Most Americans know the story of the “boys of Pointe du Hoc,” the brave Army Rangers who scaled the cliffs of Normandy and liberated France from Nazi occupation. But 70 years ago, the city of Warsaw was liberated by actual boys and girls — many of them teenagers and children armed with makeshift guns and molotov cocktails — who helped take back the Polish capital from its Nazi occupiers on Aug. 1, 1944, and held it for 63 bloody, courageous days.
My mother was one of those young insurgents. At an age when most kids are going to school and playing dodge ball, she was dodging German sniper fire, running orders across the city as a courier for the Polish Home Army. Today, seven decades on, she and her fellow veterans move more slowly, but at celebrations across this city last week they have been lovingly embraced by the people of a free Poland.
On Aug. 1 at 5 p.m., sirens wailed across Warsaw, and every streetcar, bus and automobile in the city came to a halt, as people poured into the streets waving flags and lighting off flares to mark the “W” hour — the exact moment when the Warsaw Uprising began. Hundreds of thousands have come to concerts, memorials and open-air Masses to honor those who fought and died for freedom here. Their story is being told in a new feature film, “Warsaw 44,” and lines stretch around the block to enter the incredible museum documenting their heroic struggle.
The uprising was supposed to last just three days, until the Red Army arrived from the east. But instead of helping the insurgents, the Soviets stopped and waited for the Germans to crush the uprising and destroy the leadership of a free Poland for them.
The Warsaw Poles were abandoned by the West as well. Winston Churchill tried to enlist President Franklin D. Roosevelt in pressing Joseph Stalin to allow Allied planes carrying arms for the insurgents to refuel on Soviet air bases. After Stalin rejected their first appeal, Churchill told Roosevelt that they should try again and send the planes anyway if Stalin refused and “see what happens.” But Roosevelt replied, “I do not consider it advantageous to the long-range general war prospect for me to join you in the proposed message to Uncle Joe.”
Churchill decided to send planes anyway, and an estimated 360 British, Polish and South African airmen died in the skies over Warsaw. Eventually the United States sent one air mission, but it was too little too late.
When the Poles finally surrendered, Hitler ordered Warsaw razed to the ground. As my mother was marched out of Warsaw to be deported to a POW camp in Germany, she looked back and saw the orange glow of her beloved city on fire. By the time it was over, 85 percent of the city was destroyed. Some 200,000 civilians and 16,000 members of the Home Army had been killed by the Germans.

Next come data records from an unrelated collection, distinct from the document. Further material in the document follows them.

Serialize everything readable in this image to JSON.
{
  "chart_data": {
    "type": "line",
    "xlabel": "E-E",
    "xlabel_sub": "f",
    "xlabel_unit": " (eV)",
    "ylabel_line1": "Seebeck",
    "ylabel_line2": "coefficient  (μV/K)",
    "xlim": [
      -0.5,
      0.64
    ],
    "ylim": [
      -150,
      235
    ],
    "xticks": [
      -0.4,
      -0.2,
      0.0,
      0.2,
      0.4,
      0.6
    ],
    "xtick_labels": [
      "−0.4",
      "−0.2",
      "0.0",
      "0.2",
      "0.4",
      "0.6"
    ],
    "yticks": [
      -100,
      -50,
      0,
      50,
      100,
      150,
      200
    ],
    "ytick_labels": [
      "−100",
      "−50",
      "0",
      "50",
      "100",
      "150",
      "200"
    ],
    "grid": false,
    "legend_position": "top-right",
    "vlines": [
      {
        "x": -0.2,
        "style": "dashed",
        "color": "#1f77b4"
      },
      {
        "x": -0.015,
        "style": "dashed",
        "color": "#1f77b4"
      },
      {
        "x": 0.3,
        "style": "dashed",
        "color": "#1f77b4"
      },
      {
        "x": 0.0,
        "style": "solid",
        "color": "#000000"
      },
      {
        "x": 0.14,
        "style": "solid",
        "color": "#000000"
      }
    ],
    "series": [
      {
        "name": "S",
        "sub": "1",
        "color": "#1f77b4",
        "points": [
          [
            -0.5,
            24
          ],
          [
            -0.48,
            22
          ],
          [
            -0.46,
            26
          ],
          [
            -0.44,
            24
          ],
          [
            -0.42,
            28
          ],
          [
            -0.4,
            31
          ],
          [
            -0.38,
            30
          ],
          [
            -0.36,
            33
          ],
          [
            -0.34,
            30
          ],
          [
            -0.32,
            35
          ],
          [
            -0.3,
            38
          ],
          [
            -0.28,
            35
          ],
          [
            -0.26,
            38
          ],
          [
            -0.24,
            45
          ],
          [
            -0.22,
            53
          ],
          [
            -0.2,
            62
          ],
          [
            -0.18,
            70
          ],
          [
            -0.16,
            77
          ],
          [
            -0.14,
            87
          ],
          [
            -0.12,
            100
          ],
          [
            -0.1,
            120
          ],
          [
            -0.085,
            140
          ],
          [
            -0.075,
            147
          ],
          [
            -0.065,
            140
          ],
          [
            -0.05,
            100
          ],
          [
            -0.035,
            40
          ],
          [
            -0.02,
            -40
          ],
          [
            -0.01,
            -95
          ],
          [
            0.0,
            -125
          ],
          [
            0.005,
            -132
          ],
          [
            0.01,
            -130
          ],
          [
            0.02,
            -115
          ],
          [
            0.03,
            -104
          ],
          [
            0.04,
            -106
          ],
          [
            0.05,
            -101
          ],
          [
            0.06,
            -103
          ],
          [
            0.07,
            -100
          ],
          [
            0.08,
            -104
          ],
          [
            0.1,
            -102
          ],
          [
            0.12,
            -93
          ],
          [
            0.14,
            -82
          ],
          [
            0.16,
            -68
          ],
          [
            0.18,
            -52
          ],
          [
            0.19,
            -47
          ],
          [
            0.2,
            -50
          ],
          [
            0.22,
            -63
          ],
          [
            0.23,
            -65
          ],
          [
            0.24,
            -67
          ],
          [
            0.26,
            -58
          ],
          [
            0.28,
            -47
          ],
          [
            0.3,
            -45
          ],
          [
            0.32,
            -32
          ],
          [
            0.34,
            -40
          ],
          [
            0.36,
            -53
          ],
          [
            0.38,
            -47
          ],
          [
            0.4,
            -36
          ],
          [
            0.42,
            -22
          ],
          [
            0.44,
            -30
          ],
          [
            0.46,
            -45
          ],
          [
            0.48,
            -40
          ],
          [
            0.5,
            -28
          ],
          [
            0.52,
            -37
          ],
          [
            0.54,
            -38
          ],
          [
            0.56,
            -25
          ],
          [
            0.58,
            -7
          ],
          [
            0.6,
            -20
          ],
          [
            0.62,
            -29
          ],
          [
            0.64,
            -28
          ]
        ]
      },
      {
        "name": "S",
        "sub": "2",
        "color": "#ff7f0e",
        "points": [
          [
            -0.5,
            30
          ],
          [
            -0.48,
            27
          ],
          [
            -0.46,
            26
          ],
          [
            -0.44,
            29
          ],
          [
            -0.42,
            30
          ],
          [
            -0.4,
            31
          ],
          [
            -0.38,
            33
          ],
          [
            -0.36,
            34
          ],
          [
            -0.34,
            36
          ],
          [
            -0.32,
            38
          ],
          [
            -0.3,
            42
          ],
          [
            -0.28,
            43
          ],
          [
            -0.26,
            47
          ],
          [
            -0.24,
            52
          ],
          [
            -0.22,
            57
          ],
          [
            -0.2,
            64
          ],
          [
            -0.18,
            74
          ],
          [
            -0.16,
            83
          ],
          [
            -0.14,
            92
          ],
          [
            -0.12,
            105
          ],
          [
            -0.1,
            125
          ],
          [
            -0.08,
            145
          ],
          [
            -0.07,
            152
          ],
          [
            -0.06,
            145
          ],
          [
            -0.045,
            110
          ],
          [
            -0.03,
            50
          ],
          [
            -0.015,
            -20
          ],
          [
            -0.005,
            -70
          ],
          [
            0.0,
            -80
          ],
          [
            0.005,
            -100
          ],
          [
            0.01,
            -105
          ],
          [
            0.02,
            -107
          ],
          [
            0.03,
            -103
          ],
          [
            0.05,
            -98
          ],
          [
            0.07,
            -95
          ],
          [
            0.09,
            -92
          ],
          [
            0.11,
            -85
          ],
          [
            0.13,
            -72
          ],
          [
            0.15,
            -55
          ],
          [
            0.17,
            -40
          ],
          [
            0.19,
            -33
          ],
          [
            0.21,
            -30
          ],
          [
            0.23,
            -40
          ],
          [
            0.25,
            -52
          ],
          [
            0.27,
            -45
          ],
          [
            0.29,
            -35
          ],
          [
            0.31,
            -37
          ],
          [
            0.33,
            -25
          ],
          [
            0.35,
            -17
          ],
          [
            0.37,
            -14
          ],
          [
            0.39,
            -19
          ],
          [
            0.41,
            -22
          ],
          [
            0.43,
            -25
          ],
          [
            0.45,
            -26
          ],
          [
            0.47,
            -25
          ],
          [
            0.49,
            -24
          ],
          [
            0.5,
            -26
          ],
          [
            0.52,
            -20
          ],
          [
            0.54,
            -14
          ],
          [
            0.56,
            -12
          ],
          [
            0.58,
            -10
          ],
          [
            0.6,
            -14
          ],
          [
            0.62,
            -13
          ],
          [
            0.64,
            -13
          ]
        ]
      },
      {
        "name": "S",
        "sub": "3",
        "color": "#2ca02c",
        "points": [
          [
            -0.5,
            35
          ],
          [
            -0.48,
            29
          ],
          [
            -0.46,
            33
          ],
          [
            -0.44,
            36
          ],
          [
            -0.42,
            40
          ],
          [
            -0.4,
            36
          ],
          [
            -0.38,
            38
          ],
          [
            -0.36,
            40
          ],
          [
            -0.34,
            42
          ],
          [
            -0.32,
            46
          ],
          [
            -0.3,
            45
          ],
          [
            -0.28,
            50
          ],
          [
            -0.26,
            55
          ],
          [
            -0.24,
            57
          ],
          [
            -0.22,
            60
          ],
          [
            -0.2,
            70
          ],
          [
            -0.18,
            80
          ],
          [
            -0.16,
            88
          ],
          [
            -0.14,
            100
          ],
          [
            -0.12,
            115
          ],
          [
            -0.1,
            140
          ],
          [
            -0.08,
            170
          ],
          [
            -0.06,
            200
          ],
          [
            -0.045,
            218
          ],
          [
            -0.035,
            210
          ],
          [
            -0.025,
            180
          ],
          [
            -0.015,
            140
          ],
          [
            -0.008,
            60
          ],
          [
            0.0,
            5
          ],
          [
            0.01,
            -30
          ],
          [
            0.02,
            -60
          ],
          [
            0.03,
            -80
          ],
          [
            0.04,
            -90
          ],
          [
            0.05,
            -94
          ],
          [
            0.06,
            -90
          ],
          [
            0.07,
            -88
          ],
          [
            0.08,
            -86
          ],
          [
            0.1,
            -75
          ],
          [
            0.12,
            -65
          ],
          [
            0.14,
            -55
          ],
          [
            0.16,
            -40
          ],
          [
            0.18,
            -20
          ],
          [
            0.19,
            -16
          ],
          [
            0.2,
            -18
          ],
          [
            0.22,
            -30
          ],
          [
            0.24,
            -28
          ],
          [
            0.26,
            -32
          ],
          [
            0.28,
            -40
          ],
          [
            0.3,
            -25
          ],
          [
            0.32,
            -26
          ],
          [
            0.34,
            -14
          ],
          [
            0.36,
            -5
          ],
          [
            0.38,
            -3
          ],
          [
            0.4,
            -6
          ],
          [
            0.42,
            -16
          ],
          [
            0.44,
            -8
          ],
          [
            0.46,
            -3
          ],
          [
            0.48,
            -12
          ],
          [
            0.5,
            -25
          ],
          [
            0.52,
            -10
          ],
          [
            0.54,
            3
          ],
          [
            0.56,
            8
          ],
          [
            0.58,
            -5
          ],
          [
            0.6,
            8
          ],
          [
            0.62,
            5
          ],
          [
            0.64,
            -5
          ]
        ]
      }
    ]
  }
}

That is almost the equivalent of the death toll of the Sept. 11, 2001, terrorist attacks . . . every day . . . for 63 days.
A week after the Polish surrender, Churchill traveled to Moscow and brought with him the prime minister of the Polish government-in-exile, who thought he was there to negotiate Poland’s postwar boundaries. Instead, he was informed by Soviet Foreign Minister Vyacheslav Molotov that Churchill and Roosevelt had ceded Poland to Soviet control a year earlier in Tehran. The Western betrayal of Poland was complete.
After the war, the heroic sacrifice of the Polish Home Army was largely forgotten. In Poland, leaders of the uprising were arrested and sent to Moscow for show trials. In the West, few cared to remember the Allies’ shameful abandonment of Poland. The Warsaw Poles were not even allowed to march in victory parades after the war, because the Allies had recognized the communist government installed by Stalin.
But the spirit of the uprising lived on in the conspiratorial hearts of the Poles. The underground movement that briefly liberated Poland from Nazi occupation in 1944 paved the way for the Solidarity underground that freed Poland from Soviet domination in 1989.
If the story ended there, it might have been an uplifting conclusion to a terrible saga. But today, 70 years later, the tragedy of Warsaw is repeating itself in other parts of the world. In Syria, when the insurgents of the Free Syrian Army rose up against the brutal Assad regime and asked the United States for help, America did nothing and allowed some 200,000 people to be massacred — about the same number as were killed in the Warsaw Uprising. In Iraq, when the government pleaded for a year for U.S. drone strikes to prevent the advance of the terrorist army of the Islamic State, those requests were repeatedly turned down; when airstrikes finally came this week amid a full-scale humanitarian and strategic disaster, they were too limited and way too late. In Ukraine, when Kiev appealed to Washington for weapons to fight neo-Soviet aggression, all that the United States agreed to send were MREs (meals ready to eat).
The lesson of Warsaw is that the fight for liberty is a lonely endeavor. Freedom’s enemies are brutal and determined, and freedom’s friends are often unreliable. But in the end, it is impossible to extinguish the desire for liberty from the human heart.
Just ask the boys and girls of Warsaw.